Childcare Can Increase the Labor Force

This is not a bad idea. It is one issue long over due and needed if we are to attract more people into the Labor Force. It should be government sponsored to cut the costs of it.

To Increase the Supply of Workers, Our Economy Needs Childcare, Roosevelt Institute, Mike Konczal

Tuesday February 23, the Department of Commerce announced the CHIPS for America Funding Opportunity. This action is a part of the bipartisan CHIPS and Science Act designed to rebuild the semiconductor industry in the US. My colleague Todd N. Tucker gave a rundown of the innovative safeguards and incentives that are included here.

Though it’s just one piece of an overall set of requirements, “applicants requesting Direct Funding over $150 million must submit a plan to provide their facility and construction workers with access to child care.”

As the “CHIPS for America Fact Sheet” notes:

This first-of-its kind commitment will also be essential to getting people and especially women, into the workforce. A recent review of research on childcare costs and women’s labor supply found that a 10 percent decrease in the cost of childcare leads to a 0.5 to 2.5 percent increase in maternal employment. The effect is even stronger for mothers with lower incomes. If women participated in the labor force at the same rate as men, there would be more than 10 million additional workers. Making it easier for women to join the workforce will therefore be critical to the success of individual projects and of the program as a whole.

An additional argument for why this requirement is especially important for our current economy:

While labor force participation has recovered quickly to 2019 levels since the beginning of the pandemic, levels were already too low and declining in 2019 (and in 2007, before the Great Recession). Strong demand, by itself, is not solving this problem. Instead, for the economy to continue to grow, we need policies boosting labor force participation.

There has been a remarkable recovery in the labor market over the past two years: At 3.4 percent, the unemployment rate is the lowest it’s been since the 1960s. The labor force participation rate also provides evidence for the quick recovery (PR is still off by 7 tens of 1% in 2020). Employment-to-population ratios have returned to near where they were before the pandemic, for all groups of people. For some groups, notably Black men, the rates are even higher than they were before the pandemic.

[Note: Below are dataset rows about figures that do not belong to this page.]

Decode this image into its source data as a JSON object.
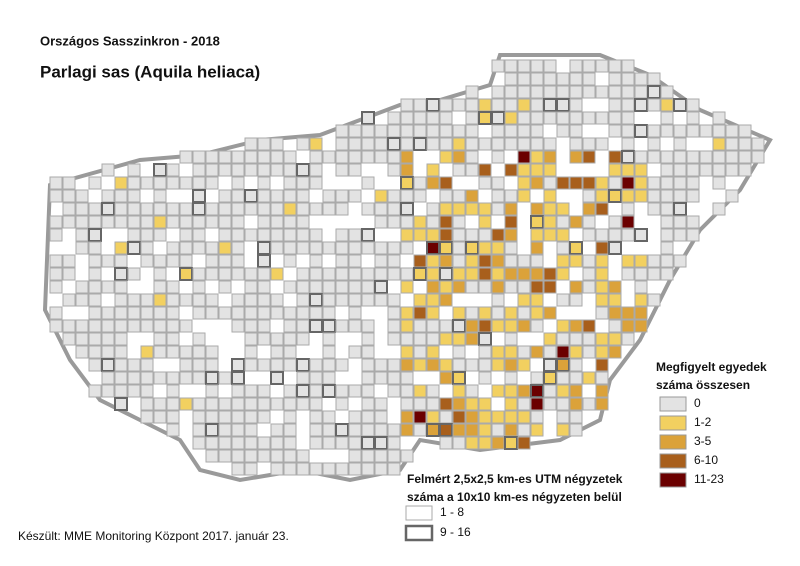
{
  "header": {
    "title": "Országos Sasszinkron - 2018",
    "subtitle": "Parlagi sas (Aquila heliaca)"
  },
  "legend_count": {
    "title_lines": [
      "Megfigyelt egyedek",
      "száma összesen"
    ],
    "items": [
      {
        "label": "0",
        "color": "#e3e3e3"
      },
      {
        "label": "1-2",
        "color": "#f2d060"
      },
      {
        "label": "3-5",
        "color": "#dba23a"
      },
      {
        "label": "6-10",
        "color": "#a85f1c"
      },
      {
        "label": "11-23",
        "color": "#6b0000"
      }
    ]
  },
  "legend_squares": {
    "title_lines": [
      "Felmért 2,5x2,5 km-es UTM négyzetek",
      "száma a 10x10 km-es négyzeten belül"
    ],
    "items": [
      {
        "label": "1 - 8",
        "stroke": "#aaaaaa",
        "width": 1
      },
      {
        "label": "9 - 16",
        "stroke": "#666666",
        "width": 2.5
      }
    ]
  },
  "footer": "Készült: MME Monitoring Központ 2017. január 23."
}
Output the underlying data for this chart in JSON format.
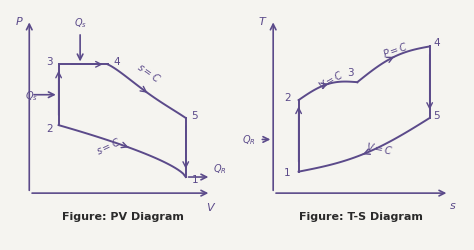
{
  "color": "#5b4a8a",
  "bg_color": "#f5f4f0",
  "fig_title_pv": "Figure: PV Diagram",
  "fig_title_ts": "Figure: T-S Diagram",
  "title_fontsize": 8,
  "label_fontsize": 8,
  "point_label_fontsize": 7.5,
  "annotation_fontsize": 7
}
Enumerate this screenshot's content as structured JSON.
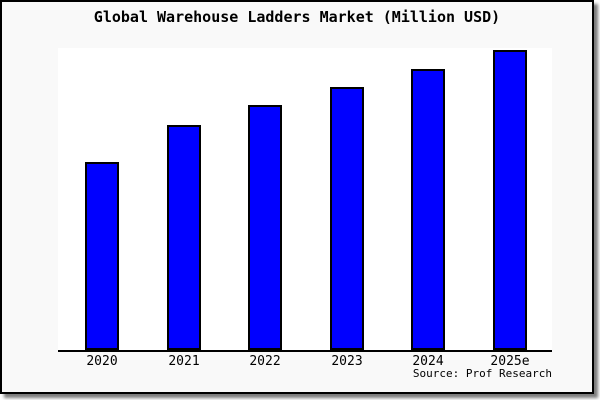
{
  "chart_data": {
    "type": "bar",
    "title": "Global Warehouse Ladders Market (Million USD)",
    "unit": "Million USD",
    "categories": [
      "2020",
      "2021",
      "2022",
      "2023",
      "2024",
      "2025e"
    ],
    "values_percent_of_max": [
      62.7,
      75.0,
      81.7,
      87.7,
      93.7,
      100.0
    ],
    "xlabel": "",
    "ylabel": "",
    "y_axis_labeled": false,
    "grid": false,
    "legend": false,
    "bar_color": "#0000ff",
    "bar_border_color": "#000000",
    "plot_background": "#ffffff",
    "page_background": "#f9f9f9",
    "axis_color": "#000000",
    "source_note": "Source: Prof Research"
  }
}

Simply returning to 2019 levels is not good enough. Recently, there has been a big debate among Federal Reserve economists over “missing workers” (who largely turned out to be in their 70s). This debate ignored one group of people from which we know many workers are missing: women.

Our social policy does not give people (in particular women and parents), the support they need to work jobs. Women’s labor force participation increased steadily throughout the 20th century, until it hit a ceiling of 60 percent starting in the late 1990s. It has since declined slightly. This level is well below peer countries, many of which offer more social services designed to help families and workers.

And for further context, Figure 2 shows the age distribution of employment-to-population across age groups in 2022.

Needed are policies continuously boosting labor force participation rates. Though it is possible, demand will pull people into the labor force. Government support in childcare can facilitate the process. Including myself, many people, hoped the demand alone would cause higher increases in labor force participation and reversing the decades of stagnation and declining rates. After two years of higher openings-to-unemployment ratios and other measures of a high labor demand, the increases in labor force participation should also be higher.

Just as we need physical infrastructure like roads to get workers to factories, we need social infrastructure such as childcare supporting workers, too. And just as any individual firms will have an incentive to try to compete away workers from peers in an already tight labor market, coordinating firms to increase participation overall is an important labor market move. Solving these kinds of investment and coordination problems is where the government plays an important role.

As our nation moves to build things, it is important to remember that supporting families is essential to expanding the supply side. As Treasury Secretary Janet Yellen argued in coining the term “modern supply side economics” in January 2022 to describe the Biden administration’s economic approach:

“Labor supply has been a concern in the United States even before the pandemic . . . The lagging labor force participation rate is driven in large part by a combination of factors that disincentivize work, such as inadequate paid leave and high childcare costs.”

Childcare is exactly the kind of thing getting lost in a narrow focus on supply chains and materials. Sponsoring childcare is one of the things we know matters for workers and especially mothers.